Почему присутствовала в сложном характере Агнца злая, жгучая, точно язва, едкость, никто не смог бы сказать, но правда и то, что один лишь вид человеческого существа изменял сам окрас Агнцевой плоти. Так что залезть в глубину человечьей души и отыскать там, между мирских личин, ее животный эквивалент и аналог было для него не только забавой, но и демонстрацией омерзения – глубокой и яростной ненависти ко всему человеческому.
Долгое время минуло с последней смерти, когда человек-паук, моля о помощи, скорчился и иссох на глазах у Козла и Агнца и мгновенно рассыпался в прах. Для Агнца он был подобием компаньона – в тех редких случаях, когда Агнец пребывал в настроении водить с кем-то компанию. Ибо Паук сохранил определенные качества мозга, органа паутинистого и тонкого, и временами, когда Агнец сидел по одну сторону маленького стола из слоновой кости, а Паук – по другую, они вели долгие интеллектуальные сражения, имевшие отдаленное сходство с шахматными.
Однако существо это скончалось, а из всех былых придворных уцелели только Козел и Гиена.
Этих, похоже, убить нельзя было ничем. Они жили себе и жили. Агнец по временам сидел, уставясь в их сторону, и хоть видеть он не мог ничего, зато уж слышал-то все. Слух и нюх его были настолько остры, что хоть две твари и Мальчик находились еще от него в долгих лигах, белый владыка, сидевший, распрямясь и сложив на груди ручонки, уже отчетливо слышал их и обонял.
Но что запризрачный, незнакомый запах плыл к рудникам вместе с более едкими смрадами Козла и Гиены? Поначалу в позе Агнца ничто не менялось, но затем белая голова его откинулась назад, хоть все остальное тело осталось недвижным.
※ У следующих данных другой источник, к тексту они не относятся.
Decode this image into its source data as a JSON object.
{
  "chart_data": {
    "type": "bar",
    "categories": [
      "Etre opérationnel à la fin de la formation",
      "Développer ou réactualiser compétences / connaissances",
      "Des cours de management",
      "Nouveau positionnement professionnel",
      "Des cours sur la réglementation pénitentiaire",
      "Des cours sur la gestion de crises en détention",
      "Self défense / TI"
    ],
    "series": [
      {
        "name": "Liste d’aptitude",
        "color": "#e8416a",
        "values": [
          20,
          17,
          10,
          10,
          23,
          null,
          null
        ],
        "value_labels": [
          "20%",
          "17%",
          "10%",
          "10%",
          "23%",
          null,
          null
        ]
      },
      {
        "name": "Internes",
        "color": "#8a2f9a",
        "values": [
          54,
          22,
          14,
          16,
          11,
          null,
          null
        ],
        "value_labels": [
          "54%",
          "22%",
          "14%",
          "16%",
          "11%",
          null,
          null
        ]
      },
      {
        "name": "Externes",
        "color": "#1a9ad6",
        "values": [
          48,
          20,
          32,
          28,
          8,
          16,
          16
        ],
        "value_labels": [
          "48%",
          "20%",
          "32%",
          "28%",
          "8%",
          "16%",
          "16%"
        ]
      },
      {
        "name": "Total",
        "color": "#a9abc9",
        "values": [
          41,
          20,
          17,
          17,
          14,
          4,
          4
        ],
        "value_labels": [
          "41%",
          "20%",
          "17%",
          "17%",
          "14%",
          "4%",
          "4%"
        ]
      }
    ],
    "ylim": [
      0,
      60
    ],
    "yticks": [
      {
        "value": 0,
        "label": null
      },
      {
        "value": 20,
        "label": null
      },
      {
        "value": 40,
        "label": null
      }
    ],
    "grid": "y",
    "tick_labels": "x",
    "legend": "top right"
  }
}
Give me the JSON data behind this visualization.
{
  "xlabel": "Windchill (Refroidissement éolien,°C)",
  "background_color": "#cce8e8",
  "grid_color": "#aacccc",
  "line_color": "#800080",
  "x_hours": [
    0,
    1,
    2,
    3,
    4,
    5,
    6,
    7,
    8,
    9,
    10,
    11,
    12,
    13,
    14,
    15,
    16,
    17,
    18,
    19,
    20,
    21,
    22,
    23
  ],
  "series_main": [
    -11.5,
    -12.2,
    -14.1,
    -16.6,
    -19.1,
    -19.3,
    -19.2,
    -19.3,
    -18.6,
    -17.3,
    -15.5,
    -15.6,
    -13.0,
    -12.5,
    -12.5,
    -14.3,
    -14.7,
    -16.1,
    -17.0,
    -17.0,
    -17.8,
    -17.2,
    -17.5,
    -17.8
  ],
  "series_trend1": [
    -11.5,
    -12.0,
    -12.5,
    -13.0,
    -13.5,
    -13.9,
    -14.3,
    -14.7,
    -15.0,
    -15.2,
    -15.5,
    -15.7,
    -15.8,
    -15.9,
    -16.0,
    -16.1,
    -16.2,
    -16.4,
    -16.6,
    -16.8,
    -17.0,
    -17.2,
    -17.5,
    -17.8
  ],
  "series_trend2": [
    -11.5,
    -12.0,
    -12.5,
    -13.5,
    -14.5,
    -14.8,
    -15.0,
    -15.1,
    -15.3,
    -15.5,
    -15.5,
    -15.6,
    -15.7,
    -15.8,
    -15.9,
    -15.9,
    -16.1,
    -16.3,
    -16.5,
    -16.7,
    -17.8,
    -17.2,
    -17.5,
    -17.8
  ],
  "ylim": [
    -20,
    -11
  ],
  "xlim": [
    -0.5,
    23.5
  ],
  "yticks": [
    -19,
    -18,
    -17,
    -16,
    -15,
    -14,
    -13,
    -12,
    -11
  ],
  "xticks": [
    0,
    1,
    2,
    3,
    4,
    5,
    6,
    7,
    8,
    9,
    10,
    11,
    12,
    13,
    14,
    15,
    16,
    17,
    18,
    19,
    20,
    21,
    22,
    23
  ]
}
Млечно-белые уши выставились вперед, чуткие ноздри подрагивали с быстротою гадючьего языка или крыльев пчелы, когда зависает она над цветком. Глаза слепо уставились во тьму наверху. Повсюду вокруг, в самых темных углах, или там, где свет ламп злорадно играл на возносящихся ярус за ярусом корешках библиотеки, совершалось нечто совсем новое, что-то сдвигалось, набирая скорость. Непроницаемый Агнец, никогда никаких чувств не выказывавший, разлучился на миг со своей природой, ибо он не только отъял, так сказать, голову от плеч, – настолько подчеркнутой стала оцепенелость его осанки, – но и почти незримая дрожь пробежала по его незрячему лицу.
Аромат близящейся жизни становился с каждым мгновеньем острее, хоть расстояние между подземными копями и спотыкающимся трио составляло еще многие мили.